This repository maintains dataset for NAACL 2021 paper: "QMSum: A New Benchmark for Query-based Multi-domain Meeting Summarization".
QMSum is a new human-annotated benchmark for query-based multi-domain meeting summarization task, which consists of 1,808 query-summary pairs over 232 meetings in multiple domains.
If you use our dataset, please limit it to research purposes and cite our paper.

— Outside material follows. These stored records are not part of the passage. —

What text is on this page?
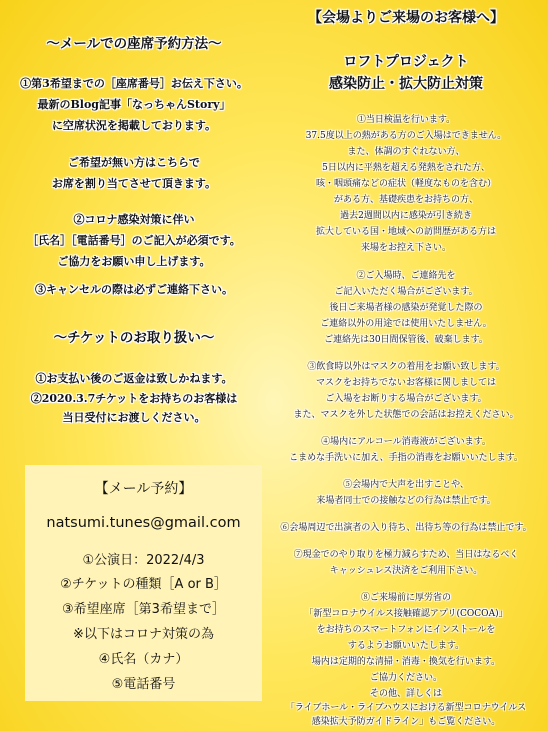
〜メールでの座席予約方法〜
①第3希望までの［座席番号］お伝え下さい。
最新のBlog記事「なっちゃんStory」
に空席状況を掲載しております。
ご希望が無い方はこちらで
お席を割り当てさせて頂きます。
②コロナ感染対策に伴い
［氏名］［電話番号］のご記入が必須です。
ご協力をお願い申し上げます。
③キャンセルの際は必ずご連絡下さい。
〜チケットのお取り扱い〜
①お支払い後のご返金は致しかねます。
②2020.3.7チケットをお持ちのお客様は
当日受付にお渡しください。
【メール予約】
natsumi.tunes@gmail.com
①公演日：2022/4/3
②チケットの種類［A or B］
③希望座席［第3希望まで］
※以下はコロナ対策の為
④氏名（カナ）
⑤電話番号
【会場よりご来場のお客様へ】
ロフトプロジェクト
感染防止・拡大防止対策
①当日検温を行います。
37.5度以上の熱がある方のご入場はできません。
また、体調のすぐれない方、
5日以内に平熱を超える発熱をされた方、
咳・咽頭痛などの症状（軽度なものを含む）
がある方、基礎疾患をお持ちの方、
過去2週間以内に感染が引き続き
拡大している国・地域への訪問歴がある方は
来場をお控え下さい。
②ご入場時、ご連絡先を
ご記入いただく場合がございます。
後日ご来場者様の感染が発覚した際の
ご連絡以外の用途では使用いたしません。
ご連絡先は30日間保管後、破棄します。
③飲食時以外はマスクの着用をお願い致します。
マスクをお持ちでないお客様に関しましては
ご入場をお断りする場合がございます。
また、マスクを外した状態での会話はお控えください。
④場内にアルコール消毒液がございます。
こまめな手洗いに加え、手指の消毒をお願いいたします。
⑤会場内で大声を出すことや、
来場者同士での接触などの行為は禁止です。
⑥会場周辺で出演者の入り待ち、出待ち等の行為は禁止です。
⑦現金でのやり取りを極力減らすため、当日はなるべく
キャッシュレス決済をご利用下さい。
⑧ご来場前に厚労省の
「新型コロナウイルス接触確認アプリ(COCOA)」
をお持ちのスマートフォンにインストールを
するようお願いいたします。
場内は定期的な清掃・消毒・換気を行います。
ご協力ください。
その他、詳しくは
「ライブホール・ライブハウスにおける新型コロナウイルス
感染拡大予防ガイドライン」もご覧ください。
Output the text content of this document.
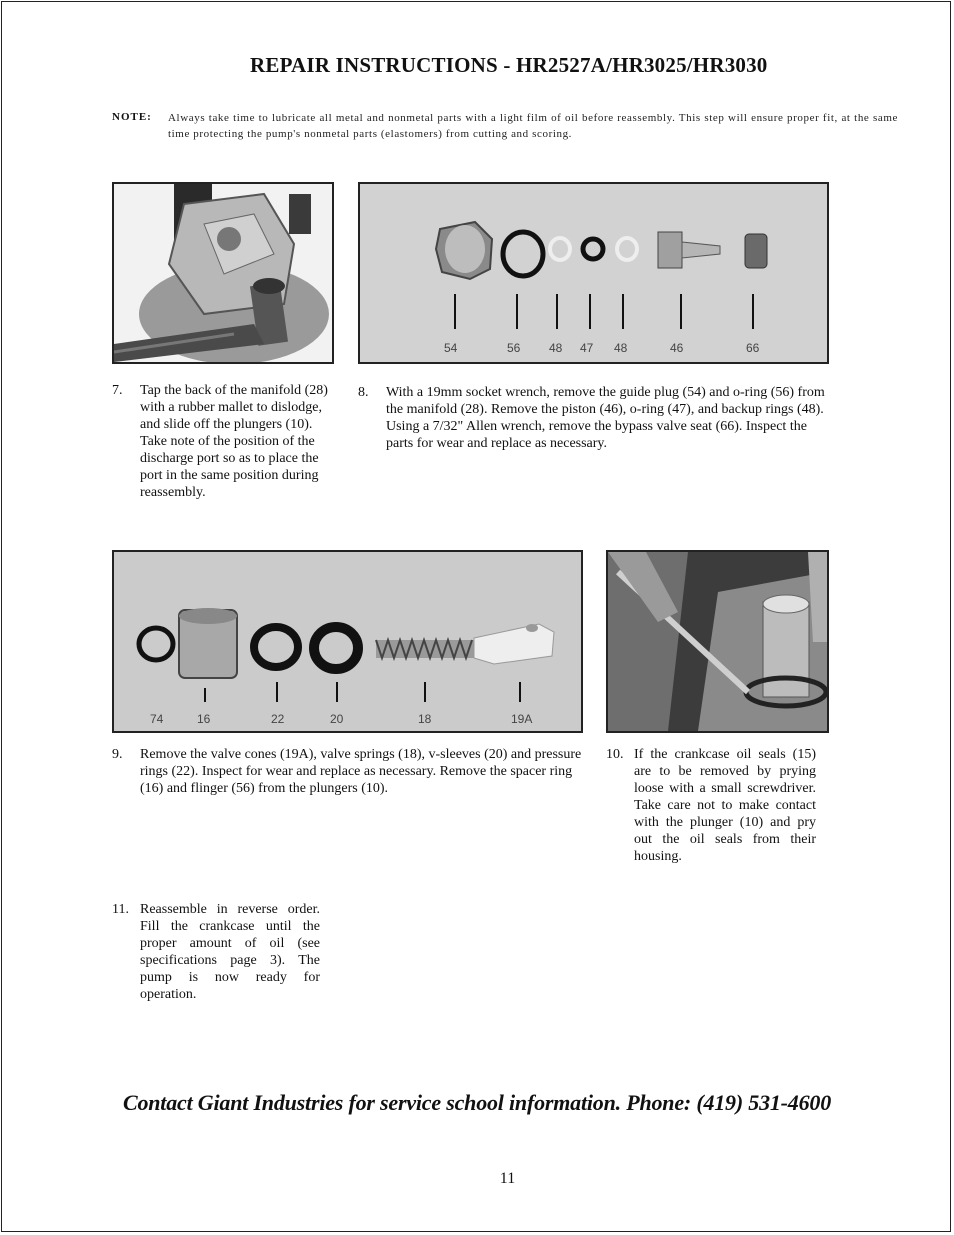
REPAIR INSTRUCTIONS - HR2527A/HR3025/HR3030
NOTE: Always take time to lubricate all metal and nonmetal parts with a light film of oil before reassembly. This step will ensure proper fit, at the same time protecting the pump's nonmetal parts (elastomers) from cutting and scoring.
54	56 48 47 48	46	66
74	16	22	20	18	19A
7. Tap the back of the manifold (28) with a rubber mallet to dislodge, and slide off the plungers (10). Take note of the position of the discharge port so as to place the port in the same position during reassembly.
8. With a 19mm socket wrench, remove the guide plug (54) and o-ring (56) from the manifold (28). Remove the piston (46), o-ring (47), and backup rings (48). Using a 7/32" Allen wrench, remove the bypass valve seat (66). Inspect the parts for wear and replace as necessary.
9. Remove the valve cones (19A), valve springs (18), v-sleeves (20) and pressure rings (22). Inspect for wear and replace as necessary. Remove the spacer ring (16) and flinger (56) from the plungers (10).
10. If the crankcase oil seals (15) are to be removed by prying loose with a small screwdriver. Take care not to make contact with the plunger (10) and pry out the oil seals from their housing.
11. Reassemble in reverse order. Fill the crankcase until the proper amount of oil (see specifications page 3). The pump is now ready for operation.
Contact Giant Industries for service school information. Phone: (419) 531-4600
11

You can access the train/valid/test set of QMSum through the data/ALL
folder. In addition, QMSum is composed of three domains: data/Academic
, data/Product
and data/Comittee
contain data in a single domain.
Files in each folder:
jsonl
: data in .jsonl format.all
: all data in .json format.train
: training data.val
: validation data.test
: test data.
The format of json data is as follows:
{
"topic_list": [
{
"topic": "Introduction of petitions and prioritization of governmental matters",
"relevant_text_span": [["0","19"]]
},
{
"topic": "Financial assistance for vulnerable Canadians during the pandemic and beyond",
"relevant_text_span": [["21","57"], ["113","119"], ["191","217"]]
},
...
],
"general_query_list": [
{
"query": "Summarize the whole meeting.",
"answer": "The meeting of the standing committee took place to discuss matters pertinent to the Coronavirus pandemic. The main issue at stake was to ..."
},
...
],
"specific_query_list": [
{
"query": "Summarize the discussion about introduction of petitions and prioritization of government matters.",
"answer": "The Chair brought the meeting to order, announcing that the purpose of the meeting was to discuss COVID-19 's impact on Canada. Five petitions were presented ...",
"relevant_text_span": [["0","19"]]
},
{
"query": "What did Paul-Hus think about the introduction of petitions and prioritization of government matters?",
"answer": "Mr. Paul-Hus thought that the government should not take firearms away from law-abiding Canadian citizens. He inquired into ...",
"relevant_text_span": [["9","18"]]
},
...
],
"meeting_transcripts": [
{
"speaker": "The Chair (Hon. Anthony Rota (NipissingTimiskaming, Lib.))",
"content": "I call the meeting to order. Welcome to the third meeting of the House of Commons Special Committee on the COVID-19 Pandemic ..."
},
{
"speaker": "Mr. Garnett Genuis (Sherwood ParkFort Saskatchewan, CPC)",
"content": "Mr. Chair, I'm pleased to be presenting two petitions today. The first petition is with respect to government Bill C-7 ..."
},
...
{
"speaker": "Hon. Seamus O'Regan",
"content": "Mr. Chair, we have been working with our provincial partners. We have been working with businesses of all sizes in the oil and gas industry ...."
},
{
"speaker": "The Chair",
"content": "That's all the time we have for questions today. I want to thank all the members for taking part. The committee stands adjourned until tomorrow at noon. The committee stands adjourned until tomorrow at noon. Thank you."
}
]
}
Please note that there may be multiple relevant text spans for a topic or a specific query. The general query has no corresponding text spans because it corresponds to the entire meeting transcript.